Classroom Community Building Activities

Teachers have long known that feeling safe and secure in school helps students focus their energy on learning, and the research bears that out: a 2018 study found that when teachers deliberately foster a sense of belonging by greeting each student at the door of the class, they see “significant improvements in academic engaged time and reductions in disruptive behavior.” Some of the below activities for classroom community building take less than five minutes. They’re divided up among the grades, but many can apply across all of the years from kindergarten to 12th grade. Try these classroom community building activities and see the difference for yourself.

ELEMENTARY SCHOOL

Shout-Outs: This is a quick way for students to celebrate each other for doing a job well or for attempting something difficult. Shout-outs can be incorporated at any point in a class. First-grade teacher Valerie Gallagher of Providence, Rhode Island, rings a chime when she wants to get the class’s attention to ask who has a shout-out. “It’s not just me as the teacher saying, ‘You’re doing well’—it’s a way for them to interact with each other and celebrate positivity,” says Gallagher.

Friendly Fridays: Elizabeth Peterson, a fourth-grade teacher in Amesbury, Massachusetts, uses Friendly Fridays as a simple way for students to lift each other and themselves up. Peterson has her students write a friendly, anonymous note to a classmate, practice using positive self-talk, or use storytelling to give a peer a pep talk. This can really help build a sense of classroom community.

Sharing Acts of Kindness: Fifth-grade teacher Marissa King, of Tulsa, Oklahoma, shares two activities that encourage kindness. In the first, the teacher gives students secret kindness instructions, such as writing an anonymous note to a peer who is struggling in one of their classes. The second activity revolves around noticing others’ acts of kindness: When a student sees a peer tidying up in the classroom, for example, they can post a thank you note on a shared digital “kindness wall.” Both activities coach students to be kind to their peers in the hope that they’ll begin to practice kindness unprompted.

MIDDLE SCHOOL

Paper Tweets: To build community in her seventh-grade classroom, Jill Fletcher of Kapolei Middle School in Kapolei, Hawaii, created a bulletin board modeled on Twitter. Students use a template to create a profile, and they enlist at least three followers—a friend, an acquaintance, and someone they don’t interact with much. When the class does this activity—which takes about 45 minutes to set up the first time—Fletcher has them respond to prompts about their current mood or new things happening in their lives, and then their followers respond.

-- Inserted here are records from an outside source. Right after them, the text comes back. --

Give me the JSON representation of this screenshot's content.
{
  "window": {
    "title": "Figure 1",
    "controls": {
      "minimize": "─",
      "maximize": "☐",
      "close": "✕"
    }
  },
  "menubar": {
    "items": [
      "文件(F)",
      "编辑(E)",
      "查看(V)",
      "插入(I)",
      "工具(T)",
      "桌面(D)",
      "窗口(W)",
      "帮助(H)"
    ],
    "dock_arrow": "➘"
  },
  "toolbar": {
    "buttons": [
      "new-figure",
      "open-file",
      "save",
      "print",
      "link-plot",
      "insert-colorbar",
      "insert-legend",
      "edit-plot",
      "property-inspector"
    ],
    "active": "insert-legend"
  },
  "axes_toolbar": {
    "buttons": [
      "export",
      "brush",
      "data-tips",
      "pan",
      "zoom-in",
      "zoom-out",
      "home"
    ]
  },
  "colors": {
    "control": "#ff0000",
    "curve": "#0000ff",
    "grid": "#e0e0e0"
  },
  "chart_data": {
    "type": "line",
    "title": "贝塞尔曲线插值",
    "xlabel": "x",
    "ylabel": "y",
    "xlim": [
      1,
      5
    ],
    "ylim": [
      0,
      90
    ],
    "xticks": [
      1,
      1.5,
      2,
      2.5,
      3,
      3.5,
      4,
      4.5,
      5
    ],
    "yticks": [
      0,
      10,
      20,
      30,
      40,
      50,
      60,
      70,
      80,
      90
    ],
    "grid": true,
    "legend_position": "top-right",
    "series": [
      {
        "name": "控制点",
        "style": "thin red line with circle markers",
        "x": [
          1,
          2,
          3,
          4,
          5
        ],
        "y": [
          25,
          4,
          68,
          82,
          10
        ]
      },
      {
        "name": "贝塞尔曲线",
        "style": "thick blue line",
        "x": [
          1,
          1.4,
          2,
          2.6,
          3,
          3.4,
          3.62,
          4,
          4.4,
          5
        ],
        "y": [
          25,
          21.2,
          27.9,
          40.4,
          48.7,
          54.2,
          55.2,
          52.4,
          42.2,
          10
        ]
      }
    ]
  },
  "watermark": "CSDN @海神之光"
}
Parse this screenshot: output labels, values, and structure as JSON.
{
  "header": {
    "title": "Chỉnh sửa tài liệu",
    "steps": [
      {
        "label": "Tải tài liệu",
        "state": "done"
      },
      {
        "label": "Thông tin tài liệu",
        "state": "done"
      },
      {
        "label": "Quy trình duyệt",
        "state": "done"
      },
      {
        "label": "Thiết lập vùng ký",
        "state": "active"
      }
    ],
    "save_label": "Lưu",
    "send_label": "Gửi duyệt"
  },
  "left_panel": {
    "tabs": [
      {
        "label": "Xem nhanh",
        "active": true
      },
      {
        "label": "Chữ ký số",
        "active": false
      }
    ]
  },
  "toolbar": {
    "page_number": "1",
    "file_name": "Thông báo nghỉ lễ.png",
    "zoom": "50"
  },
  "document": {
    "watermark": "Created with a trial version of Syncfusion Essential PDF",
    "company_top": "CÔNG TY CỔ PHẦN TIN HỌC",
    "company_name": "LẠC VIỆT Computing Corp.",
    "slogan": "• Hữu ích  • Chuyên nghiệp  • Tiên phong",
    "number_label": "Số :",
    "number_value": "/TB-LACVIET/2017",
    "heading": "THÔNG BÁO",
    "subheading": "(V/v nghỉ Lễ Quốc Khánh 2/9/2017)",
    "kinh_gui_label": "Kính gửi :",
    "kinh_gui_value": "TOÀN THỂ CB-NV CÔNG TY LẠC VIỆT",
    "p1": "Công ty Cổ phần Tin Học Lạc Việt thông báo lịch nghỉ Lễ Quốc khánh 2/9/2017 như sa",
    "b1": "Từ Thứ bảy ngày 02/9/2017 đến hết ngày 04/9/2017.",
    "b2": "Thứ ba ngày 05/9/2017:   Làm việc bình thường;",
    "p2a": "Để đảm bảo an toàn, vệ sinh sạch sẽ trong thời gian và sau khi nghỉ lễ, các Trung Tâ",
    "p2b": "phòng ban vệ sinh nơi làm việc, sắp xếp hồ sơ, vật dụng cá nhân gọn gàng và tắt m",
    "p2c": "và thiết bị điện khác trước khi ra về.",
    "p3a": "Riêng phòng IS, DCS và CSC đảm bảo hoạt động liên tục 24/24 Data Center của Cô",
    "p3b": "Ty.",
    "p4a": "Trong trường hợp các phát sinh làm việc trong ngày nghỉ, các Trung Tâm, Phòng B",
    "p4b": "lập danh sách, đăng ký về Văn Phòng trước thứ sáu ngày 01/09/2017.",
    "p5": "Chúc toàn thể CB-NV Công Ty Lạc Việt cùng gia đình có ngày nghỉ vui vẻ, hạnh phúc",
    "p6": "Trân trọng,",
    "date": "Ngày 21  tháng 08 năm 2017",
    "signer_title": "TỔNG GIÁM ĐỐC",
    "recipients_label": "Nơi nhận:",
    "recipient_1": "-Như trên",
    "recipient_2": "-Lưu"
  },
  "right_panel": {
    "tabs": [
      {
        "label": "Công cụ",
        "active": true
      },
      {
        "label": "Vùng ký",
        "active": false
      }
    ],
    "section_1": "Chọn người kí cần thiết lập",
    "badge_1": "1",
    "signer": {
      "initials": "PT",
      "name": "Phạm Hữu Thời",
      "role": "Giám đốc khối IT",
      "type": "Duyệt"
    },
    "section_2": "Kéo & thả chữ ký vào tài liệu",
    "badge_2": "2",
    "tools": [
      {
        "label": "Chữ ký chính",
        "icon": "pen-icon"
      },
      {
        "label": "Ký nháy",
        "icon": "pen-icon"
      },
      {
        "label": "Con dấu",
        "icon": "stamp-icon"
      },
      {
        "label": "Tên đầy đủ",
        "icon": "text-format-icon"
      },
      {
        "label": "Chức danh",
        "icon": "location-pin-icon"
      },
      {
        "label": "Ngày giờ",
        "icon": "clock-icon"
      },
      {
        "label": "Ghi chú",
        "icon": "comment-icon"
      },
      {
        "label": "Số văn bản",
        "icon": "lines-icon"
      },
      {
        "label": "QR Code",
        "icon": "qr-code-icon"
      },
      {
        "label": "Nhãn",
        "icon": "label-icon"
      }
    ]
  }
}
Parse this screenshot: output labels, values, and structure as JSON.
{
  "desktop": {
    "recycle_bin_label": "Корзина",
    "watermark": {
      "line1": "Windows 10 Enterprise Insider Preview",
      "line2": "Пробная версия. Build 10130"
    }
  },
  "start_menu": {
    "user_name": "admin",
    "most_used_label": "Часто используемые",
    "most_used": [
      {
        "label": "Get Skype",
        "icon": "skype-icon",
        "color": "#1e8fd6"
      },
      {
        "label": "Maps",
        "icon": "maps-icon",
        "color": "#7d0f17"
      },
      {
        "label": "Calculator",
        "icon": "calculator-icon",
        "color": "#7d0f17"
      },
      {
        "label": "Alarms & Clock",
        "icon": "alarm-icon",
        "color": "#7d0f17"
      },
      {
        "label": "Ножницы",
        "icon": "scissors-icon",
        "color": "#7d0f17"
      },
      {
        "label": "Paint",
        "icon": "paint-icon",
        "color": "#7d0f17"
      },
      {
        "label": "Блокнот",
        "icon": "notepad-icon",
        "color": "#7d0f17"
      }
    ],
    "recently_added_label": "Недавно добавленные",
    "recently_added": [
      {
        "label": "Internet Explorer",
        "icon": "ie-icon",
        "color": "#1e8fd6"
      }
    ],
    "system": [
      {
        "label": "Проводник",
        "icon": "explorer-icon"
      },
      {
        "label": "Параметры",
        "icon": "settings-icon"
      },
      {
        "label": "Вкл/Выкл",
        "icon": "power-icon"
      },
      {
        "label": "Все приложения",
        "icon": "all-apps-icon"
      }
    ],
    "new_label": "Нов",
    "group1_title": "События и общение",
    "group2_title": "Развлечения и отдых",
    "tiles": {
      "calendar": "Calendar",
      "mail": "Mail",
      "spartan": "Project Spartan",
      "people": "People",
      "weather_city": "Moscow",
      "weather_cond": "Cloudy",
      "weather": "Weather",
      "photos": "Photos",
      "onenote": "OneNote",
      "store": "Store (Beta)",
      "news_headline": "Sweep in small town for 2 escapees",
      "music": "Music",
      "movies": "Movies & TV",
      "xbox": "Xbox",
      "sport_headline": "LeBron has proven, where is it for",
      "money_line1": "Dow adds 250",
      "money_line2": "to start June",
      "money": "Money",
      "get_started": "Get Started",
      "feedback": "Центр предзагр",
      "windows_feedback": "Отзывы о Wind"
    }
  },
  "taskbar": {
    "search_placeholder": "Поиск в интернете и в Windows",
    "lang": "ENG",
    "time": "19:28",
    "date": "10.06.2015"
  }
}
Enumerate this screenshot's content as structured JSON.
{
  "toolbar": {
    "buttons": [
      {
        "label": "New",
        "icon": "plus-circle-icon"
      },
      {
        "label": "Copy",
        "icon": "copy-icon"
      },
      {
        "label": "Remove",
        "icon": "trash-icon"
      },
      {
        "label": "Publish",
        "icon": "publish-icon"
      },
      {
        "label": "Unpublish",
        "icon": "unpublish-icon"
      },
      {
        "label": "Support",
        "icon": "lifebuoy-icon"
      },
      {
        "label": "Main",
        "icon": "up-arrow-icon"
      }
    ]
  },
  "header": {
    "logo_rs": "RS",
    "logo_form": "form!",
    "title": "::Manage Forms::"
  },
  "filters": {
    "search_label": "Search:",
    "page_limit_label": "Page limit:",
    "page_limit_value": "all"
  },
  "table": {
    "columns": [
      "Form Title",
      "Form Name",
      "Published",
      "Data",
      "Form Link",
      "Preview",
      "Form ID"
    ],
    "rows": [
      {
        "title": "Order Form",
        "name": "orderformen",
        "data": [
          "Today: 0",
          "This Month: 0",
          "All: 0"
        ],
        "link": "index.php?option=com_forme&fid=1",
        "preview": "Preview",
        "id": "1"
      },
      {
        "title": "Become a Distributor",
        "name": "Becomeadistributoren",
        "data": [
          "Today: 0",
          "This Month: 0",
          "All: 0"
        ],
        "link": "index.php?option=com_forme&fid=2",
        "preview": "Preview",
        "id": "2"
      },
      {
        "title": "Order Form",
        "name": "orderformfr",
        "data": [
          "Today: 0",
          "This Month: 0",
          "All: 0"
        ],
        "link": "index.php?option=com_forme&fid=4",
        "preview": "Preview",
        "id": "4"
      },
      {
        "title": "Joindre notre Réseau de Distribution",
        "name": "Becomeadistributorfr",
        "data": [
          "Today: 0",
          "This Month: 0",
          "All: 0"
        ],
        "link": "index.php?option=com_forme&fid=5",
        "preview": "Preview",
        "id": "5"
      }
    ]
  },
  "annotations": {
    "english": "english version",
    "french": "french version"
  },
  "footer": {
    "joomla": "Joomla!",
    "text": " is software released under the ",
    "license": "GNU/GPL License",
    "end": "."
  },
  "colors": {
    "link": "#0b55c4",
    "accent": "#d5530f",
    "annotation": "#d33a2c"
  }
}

Class Norms: Bobby Shaddox, a seventh-grade social studies teacher at King Middle School in Portland, Maine, has his students develop a set of norms for themselves—adjectives that describe them as a community of learners. Having students come up with their own norms creates “a pathway toward belonging for every single student in that class,” says Dr. Pamela Cantor, founder of Turnaround for Children. “Instead of a top-down list of rules that a teacher gives a class, these are words that we generated together,” says Shaddox. “It helps us own the behavior in the classroom.”

Group Salutes: A moment shared between two or more students at the beginning or end of an activity, a Group Salute is a teacher-prompted interaction that is a quick, low-prep way to cultivate community. The shared gesture can be physical—like a high five—or social—a teacher could ask students to express gratitude to their group members. There’s some interesting data supporting this idea: Researchers found that NBA teams whose players touch the most early in the season—high fives, fist bumps, etc.—had the best records later for the season.